The STP also intends to:

  • Create an accountable care system to commission and deliver NHS services, which it hopes councils will become part of “in the future”. This will create a “common integrated model for hospital care, community health services, primary care and social care through a place based approach”, focused on populations of 30,000 to 50,000. This would also see primary care delivered at scale through partnerships or mergers.
  • Develop a new digital programme at a cost of almost over £52m that will converge the IT systems across all three hospitals on the patch, and enable a “system-wide” view of capacity across the entire region from care homes to ICU beds.
  • Implement a “single coherent clinical operational model” across the three hospital sites for “speciality clinical services”. Clinical support services such as pathology, therapies and pharmacies will also come together under single clinical leadership with expectations to save £4.5m alone from creating a single pathology service.

Louise Jackson, a Labour borough councillor and the portfolio holder for public health, told HSJ that the council “had few options for influencing” the STP plans. She continued: “I feel that NHS England don’t want to talk to us. It’s wrong, elected members are shut out of the process - there is no political voice there. It is hard to integrate services if you don’t trust your partners and that trust has been eroded with NHS England.” She added that NHS England is at risk of approving proposals that are “unacceptable to the public”.

Bedford Hospital’s hospital has been subject to speculation for several years – in 2012 it was recognised that the trust is unsustainable in its current form.

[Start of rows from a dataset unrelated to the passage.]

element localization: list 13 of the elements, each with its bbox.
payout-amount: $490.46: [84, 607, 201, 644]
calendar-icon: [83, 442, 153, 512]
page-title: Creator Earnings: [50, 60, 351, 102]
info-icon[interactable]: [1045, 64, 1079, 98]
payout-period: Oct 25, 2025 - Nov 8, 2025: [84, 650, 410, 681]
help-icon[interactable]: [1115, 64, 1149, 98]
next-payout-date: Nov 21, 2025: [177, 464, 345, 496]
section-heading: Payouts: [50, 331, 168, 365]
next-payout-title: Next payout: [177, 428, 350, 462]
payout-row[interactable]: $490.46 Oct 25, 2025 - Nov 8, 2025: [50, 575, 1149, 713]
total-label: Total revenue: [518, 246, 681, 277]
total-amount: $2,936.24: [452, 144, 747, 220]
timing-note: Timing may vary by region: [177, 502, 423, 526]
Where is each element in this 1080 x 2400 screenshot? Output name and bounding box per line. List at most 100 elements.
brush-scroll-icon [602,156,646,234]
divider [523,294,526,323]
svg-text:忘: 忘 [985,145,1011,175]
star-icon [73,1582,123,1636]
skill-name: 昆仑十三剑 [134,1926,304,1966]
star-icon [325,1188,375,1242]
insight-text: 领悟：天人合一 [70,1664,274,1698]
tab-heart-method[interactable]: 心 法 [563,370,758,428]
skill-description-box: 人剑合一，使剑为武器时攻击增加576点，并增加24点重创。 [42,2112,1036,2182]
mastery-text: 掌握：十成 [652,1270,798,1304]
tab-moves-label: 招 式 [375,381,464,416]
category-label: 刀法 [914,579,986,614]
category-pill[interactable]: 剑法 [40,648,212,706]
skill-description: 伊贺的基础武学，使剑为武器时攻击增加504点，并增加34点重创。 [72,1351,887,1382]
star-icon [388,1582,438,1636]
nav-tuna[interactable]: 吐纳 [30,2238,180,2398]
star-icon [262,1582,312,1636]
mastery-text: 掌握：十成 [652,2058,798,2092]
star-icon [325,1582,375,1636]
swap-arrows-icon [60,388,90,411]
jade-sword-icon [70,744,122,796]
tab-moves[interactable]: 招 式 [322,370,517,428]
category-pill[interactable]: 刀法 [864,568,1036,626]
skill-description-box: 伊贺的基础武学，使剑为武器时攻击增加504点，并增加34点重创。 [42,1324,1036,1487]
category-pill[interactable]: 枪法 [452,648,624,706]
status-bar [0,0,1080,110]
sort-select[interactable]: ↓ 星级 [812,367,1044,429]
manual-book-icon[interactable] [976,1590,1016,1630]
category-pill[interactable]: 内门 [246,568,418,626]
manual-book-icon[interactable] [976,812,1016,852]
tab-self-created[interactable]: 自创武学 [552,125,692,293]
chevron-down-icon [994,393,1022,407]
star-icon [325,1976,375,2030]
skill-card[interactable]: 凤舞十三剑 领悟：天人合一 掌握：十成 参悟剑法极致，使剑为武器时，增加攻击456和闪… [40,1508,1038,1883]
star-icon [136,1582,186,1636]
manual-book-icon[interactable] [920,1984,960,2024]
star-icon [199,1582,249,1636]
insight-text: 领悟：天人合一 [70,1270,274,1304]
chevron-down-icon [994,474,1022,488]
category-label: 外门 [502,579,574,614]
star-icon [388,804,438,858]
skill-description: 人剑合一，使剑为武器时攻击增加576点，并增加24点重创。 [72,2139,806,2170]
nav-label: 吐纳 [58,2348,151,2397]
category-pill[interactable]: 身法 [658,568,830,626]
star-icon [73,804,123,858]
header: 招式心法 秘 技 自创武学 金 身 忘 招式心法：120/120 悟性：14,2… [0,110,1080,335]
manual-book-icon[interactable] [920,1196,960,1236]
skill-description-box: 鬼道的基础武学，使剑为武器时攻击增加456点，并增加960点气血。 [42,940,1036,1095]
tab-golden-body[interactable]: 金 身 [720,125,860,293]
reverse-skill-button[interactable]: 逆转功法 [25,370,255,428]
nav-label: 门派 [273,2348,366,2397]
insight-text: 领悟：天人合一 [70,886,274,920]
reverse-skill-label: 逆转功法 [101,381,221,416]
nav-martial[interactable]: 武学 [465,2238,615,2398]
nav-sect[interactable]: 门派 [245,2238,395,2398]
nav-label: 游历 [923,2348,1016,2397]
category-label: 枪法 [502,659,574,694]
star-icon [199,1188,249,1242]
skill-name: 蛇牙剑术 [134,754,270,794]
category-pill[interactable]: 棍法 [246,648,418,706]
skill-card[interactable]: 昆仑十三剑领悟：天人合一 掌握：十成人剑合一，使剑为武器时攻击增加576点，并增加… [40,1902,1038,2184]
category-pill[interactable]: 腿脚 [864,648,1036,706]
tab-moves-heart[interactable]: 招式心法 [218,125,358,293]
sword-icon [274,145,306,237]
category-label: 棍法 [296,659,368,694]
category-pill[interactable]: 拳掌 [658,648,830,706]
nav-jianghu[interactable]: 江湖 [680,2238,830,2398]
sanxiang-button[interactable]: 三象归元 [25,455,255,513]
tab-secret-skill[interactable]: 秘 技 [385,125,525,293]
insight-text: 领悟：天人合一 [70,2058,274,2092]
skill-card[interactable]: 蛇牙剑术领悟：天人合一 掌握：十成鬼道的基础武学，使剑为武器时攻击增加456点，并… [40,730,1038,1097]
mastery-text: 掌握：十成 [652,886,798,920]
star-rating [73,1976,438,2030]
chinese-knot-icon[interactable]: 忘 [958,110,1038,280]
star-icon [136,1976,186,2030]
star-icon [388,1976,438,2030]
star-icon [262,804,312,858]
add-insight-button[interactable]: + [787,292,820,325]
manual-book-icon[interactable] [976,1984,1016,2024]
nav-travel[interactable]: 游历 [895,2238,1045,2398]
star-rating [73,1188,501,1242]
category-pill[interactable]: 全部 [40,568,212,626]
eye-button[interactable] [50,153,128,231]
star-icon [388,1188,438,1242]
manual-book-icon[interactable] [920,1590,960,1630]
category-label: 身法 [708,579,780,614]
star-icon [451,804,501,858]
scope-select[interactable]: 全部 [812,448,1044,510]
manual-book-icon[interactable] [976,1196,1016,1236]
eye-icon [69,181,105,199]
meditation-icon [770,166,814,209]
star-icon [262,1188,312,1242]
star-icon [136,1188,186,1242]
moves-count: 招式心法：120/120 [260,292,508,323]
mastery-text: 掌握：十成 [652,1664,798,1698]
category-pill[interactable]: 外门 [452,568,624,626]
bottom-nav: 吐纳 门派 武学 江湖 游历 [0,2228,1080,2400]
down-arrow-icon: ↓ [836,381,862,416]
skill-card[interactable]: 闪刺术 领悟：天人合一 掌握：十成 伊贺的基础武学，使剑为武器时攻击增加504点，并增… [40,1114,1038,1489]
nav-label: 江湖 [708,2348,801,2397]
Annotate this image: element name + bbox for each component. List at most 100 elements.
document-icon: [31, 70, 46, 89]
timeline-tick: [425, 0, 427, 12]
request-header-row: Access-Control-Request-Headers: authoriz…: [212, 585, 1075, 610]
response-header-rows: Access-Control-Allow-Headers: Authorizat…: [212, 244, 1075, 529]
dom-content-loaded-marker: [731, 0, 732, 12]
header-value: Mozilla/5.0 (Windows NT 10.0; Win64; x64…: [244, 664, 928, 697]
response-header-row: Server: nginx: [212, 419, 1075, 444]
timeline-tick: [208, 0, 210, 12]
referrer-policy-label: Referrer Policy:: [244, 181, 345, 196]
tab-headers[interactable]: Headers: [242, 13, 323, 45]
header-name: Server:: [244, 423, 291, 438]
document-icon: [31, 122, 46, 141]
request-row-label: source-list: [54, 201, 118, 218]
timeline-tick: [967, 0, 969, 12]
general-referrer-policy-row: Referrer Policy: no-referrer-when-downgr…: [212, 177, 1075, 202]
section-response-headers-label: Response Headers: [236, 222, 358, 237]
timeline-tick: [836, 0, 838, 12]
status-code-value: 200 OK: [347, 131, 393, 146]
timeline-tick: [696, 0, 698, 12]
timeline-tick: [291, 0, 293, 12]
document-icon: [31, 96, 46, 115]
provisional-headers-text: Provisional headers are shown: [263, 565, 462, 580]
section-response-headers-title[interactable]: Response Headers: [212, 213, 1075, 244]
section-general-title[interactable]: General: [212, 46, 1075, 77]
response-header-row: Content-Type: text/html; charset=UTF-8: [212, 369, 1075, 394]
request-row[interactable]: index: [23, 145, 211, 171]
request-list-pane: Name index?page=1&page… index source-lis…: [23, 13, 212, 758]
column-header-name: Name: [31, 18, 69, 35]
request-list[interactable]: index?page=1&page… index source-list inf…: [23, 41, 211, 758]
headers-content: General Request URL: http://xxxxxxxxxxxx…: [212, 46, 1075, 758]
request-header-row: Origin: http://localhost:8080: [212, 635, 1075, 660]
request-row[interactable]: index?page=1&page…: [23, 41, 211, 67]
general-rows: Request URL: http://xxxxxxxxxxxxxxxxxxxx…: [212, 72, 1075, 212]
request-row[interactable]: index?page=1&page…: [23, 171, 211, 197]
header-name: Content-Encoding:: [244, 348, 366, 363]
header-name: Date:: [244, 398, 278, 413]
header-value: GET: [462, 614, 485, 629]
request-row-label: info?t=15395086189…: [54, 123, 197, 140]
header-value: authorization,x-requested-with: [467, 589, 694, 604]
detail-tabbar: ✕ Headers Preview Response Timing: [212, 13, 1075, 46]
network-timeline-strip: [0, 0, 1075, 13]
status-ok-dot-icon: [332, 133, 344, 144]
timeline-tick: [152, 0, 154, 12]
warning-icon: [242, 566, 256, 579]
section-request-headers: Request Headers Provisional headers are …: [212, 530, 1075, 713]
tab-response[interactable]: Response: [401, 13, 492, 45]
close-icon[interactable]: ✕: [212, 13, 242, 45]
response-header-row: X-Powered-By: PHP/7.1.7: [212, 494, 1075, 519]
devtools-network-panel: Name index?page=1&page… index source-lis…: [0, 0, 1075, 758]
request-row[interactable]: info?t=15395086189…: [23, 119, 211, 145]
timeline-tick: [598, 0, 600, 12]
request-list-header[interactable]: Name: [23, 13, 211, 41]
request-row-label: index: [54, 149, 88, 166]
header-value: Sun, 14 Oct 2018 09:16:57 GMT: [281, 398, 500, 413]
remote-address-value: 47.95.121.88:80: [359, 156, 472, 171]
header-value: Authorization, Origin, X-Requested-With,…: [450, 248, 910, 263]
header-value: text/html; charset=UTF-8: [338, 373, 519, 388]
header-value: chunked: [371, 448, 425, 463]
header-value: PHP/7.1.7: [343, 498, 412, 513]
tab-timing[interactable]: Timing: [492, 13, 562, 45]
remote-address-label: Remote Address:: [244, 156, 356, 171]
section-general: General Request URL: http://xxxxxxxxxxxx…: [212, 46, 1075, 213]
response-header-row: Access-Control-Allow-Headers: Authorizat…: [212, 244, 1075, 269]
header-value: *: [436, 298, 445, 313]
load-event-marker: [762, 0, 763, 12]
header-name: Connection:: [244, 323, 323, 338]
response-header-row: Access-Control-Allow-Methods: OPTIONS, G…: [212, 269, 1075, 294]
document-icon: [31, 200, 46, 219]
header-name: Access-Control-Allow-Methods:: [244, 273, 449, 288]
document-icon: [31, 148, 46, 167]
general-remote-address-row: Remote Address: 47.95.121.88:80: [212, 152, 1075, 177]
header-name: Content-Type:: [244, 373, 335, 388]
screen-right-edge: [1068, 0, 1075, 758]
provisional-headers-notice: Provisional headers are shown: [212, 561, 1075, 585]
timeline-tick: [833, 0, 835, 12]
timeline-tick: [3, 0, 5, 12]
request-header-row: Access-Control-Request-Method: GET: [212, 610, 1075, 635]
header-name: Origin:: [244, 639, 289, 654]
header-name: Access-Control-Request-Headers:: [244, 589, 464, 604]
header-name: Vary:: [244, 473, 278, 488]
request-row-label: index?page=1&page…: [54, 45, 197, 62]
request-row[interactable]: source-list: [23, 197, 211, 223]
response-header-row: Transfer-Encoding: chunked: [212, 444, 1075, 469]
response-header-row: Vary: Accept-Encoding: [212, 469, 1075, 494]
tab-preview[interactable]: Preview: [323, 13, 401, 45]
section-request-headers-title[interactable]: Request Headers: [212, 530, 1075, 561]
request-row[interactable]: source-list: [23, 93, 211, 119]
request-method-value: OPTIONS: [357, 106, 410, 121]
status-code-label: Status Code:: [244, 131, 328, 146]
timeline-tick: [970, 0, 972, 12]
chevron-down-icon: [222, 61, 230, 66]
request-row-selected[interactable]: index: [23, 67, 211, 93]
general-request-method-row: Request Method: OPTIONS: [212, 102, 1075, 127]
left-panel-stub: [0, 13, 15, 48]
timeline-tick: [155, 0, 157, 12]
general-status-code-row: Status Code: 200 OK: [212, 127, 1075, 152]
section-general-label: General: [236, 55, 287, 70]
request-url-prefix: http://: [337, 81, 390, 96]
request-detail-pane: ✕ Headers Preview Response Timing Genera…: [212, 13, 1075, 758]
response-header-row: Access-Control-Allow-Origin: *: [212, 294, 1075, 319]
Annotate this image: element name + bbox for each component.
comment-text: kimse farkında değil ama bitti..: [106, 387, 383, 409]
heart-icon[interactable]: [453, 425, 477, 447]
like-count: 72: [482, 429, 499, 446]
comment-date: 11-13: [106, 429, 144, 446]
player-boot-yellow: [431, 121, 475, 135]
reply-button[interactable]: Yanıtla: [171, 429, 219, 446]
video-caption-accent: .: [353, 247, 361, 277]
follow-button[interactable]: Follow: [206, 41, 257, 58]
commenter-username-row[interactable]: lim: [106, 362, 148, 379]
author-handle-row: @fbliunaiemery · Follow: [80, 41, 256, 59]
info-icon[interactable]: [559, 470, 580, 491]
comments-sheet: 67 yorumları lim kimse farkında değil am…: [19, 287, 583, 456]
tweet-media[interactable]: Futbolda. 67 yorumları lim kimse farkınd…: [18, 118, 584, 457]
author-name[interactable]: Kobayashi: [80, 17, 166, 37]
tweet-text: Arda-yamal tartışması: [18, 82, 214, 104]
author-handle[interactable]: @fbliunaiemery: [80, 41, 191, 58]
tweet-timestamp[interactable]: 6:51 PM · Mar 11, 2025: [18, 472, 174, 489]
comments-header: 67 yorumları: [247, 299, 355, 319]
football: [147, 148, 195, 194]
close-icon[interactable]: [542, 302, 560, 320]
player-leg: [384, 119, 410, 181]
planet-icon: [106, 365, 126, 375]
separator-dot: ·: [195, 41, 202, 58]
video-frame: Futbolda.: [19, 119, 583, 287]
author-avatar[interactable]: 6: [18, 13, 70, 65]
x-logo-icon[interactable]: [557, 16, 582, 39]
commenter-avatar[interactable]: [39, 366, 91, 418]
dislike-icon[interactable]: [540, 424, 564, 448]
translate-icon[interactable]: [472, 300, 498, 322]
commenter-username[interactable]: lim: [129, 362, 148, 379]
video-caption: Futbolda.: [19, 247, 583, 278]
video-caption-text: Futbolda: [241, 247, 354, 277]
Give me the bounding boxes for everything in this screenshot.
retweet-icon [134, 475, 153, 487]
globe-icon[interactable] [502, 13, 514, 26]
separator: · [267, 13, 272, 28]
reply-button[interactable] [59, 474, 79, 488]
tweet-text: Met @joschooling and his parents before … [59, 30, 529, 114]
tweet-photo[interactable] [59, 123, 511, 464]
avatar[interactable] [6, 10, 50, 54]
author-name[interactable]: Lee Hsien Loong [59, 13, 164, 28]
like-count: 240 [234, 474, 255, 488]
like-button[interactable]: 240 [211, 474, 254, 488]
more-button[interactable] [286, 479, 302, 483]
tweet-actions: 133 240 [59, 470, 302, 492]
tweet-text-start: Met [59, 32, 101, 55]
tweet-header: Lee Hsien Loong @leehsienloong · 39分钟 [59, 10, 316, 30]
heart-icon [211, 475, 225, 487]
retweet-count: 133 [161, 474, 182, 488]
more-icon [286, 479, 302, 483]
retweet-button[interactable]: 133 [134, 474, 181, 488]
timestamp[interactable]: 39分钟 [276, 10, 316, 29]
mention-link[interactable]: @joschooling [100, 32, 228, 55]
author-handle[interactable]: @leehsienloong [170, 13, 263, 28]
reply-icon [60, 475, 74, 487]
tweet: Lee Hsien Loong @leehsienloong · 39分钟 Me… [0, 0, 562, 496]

Responding to the “unplanned” publication of the STP, Ms Philip said: “It is really important to say that no decisions have been taken in relation to service change or reconfiguration – both in terms of clinical services and for support services (both administrative and clinical support services) in terms of hospital, GP and primary care, community care, mental health services and social care.

“The STP provides us with an opportunity, first, to be frank about the pressures being faced by our health and social care services and, second, to agree the principle of working together to meet the challenges we face.

“Nothing is excluded, but equally no decisions have been made at this stage.”